Another example: I was browsing thrift and book stores near Fort’s new apartment in Echo Park and walked by an ice cream shop. I had really liked the book store I was in and thought how neat it would be if this ice cream shop a few doors down had anything vegan. Turns out it was ALL vegan. That’s LA: I think it might actually be harder to NOT be vegan there.

So anyway, here’s a little recap of my trip. I managed to forget to take pictures of many of my meals – despite the fact I lugged my new camera everywhere – but I did get a few. Saturday Fort took us for a walk through nearby Elysian Park. I love this picture I took of a lizard because he’s looking right up at me and I swear, SMILING! (I have another photo where he’s NOT looking at me or smiling, which makes me all the more sure that’s what he’s doing in this one.)

We hit up wine country on Sunday, where Mark made a new friend …

… as did I.

The views were almost as great as the animals.

Oh yeah, the wine was pretty awesome, too.

Even if I had to share.

Monday night was not only the best holiday of the year, it was Mark’s and my 7-year anniversary. Do you know who we were??

Tuesday we again met up with our friends, who suggested we check out Mohawk Bend. Unfortunately I didn’t get a picture of our food because it was very dark but I did snap a shot of the menu because I thought it was really cool that everything is “vegan unless marked” otherwise, instead of the other way around! Not only that but they have separate kitchens for the vegan and non-vegan stuff. Everything was delicious here and the drink selection was terrific.

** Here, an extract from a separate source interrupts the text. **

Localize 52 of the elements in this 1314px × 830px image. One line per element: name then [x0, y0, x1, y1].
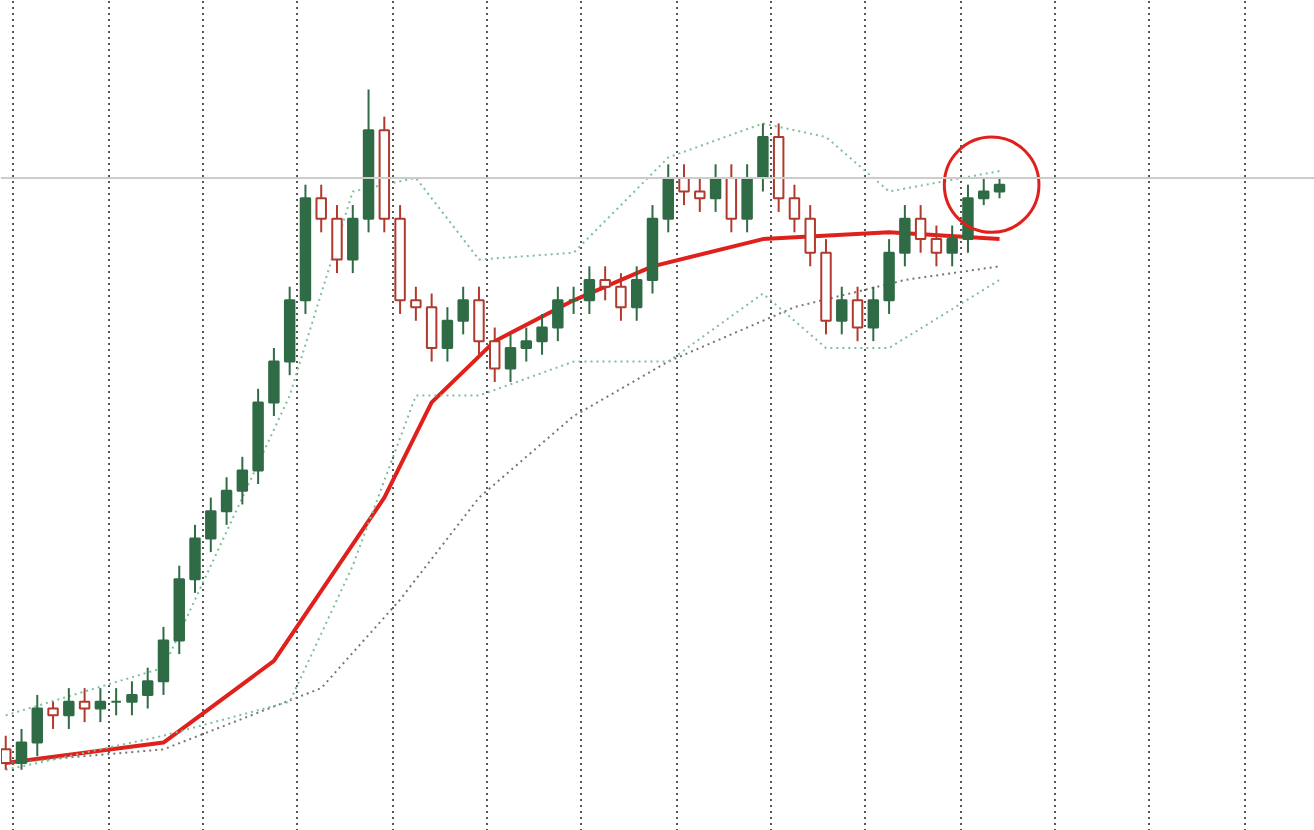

I chased a few cats around throughout the week. There are a particularly high number of them in Venice, where we went Wednesday.

Because I am a great wife, I suggested we go to Disneyland on Thursday, as Mark LOVES Disney. Disneyland fun, see?

Disneyland also vegan-friendly! Vegan gumbo in New Orleans! In a sourdough boule! If you’ve ever tried to find vegan food in a non-Disney theme park, you know how incredible this sort of thing is. It was good and very, very filling. Just what you need to fuel an action-packed day.

The rides are super-fun at Disney …

… but Mark found it very typical that I took more pictures of the ducks than anything else.

Disneyland and Disney World are kinda the same and kinda different. The castles…very different. Like Disneyland in general, it’s much smaller, for one thing.

After a long, hard day of Disneying, we were starving, so I checked my phone for vegan-friendly restaurants in Anaheim. Tana Ethiopian got good reviews and I love, love, love Ethiopian, so away we went! Veggie soup:


Friday the unthinkable happened: it RAINED! Actually, I didn’t have a problem with this, other than the fact that LA drivers are even worse in the rain than they normally are, and normally they are even worse than Northern Virginia drivers, who I previously thought were the worst. Mark and I took it easy and stayed local while Fort was in school, though. Which was fine because it gave me a chance to check out Sage Bistro, which was great.

A bright respite from the rain. The counter up front actually contains the vegan ice cream I mentioned earlier.

Mark’s Cobb salad:

My tuna melt with German potato salad:

The snails come out when it rains in LA.

Our final day was yesterday, Saturday. Fort insisted we go to his favorite beach, Malibu. I’ll let the pictures do the talking: gorgeous!

And that was our trip…and also an explanation of where I’ve been during my lull in posting. I’ve really missed Fort and V and am already looking forward to returning to LA, but in the meantime I’m glad to be home with Gomez and Torticia…if slightly less glad to be going back to work tomorrow!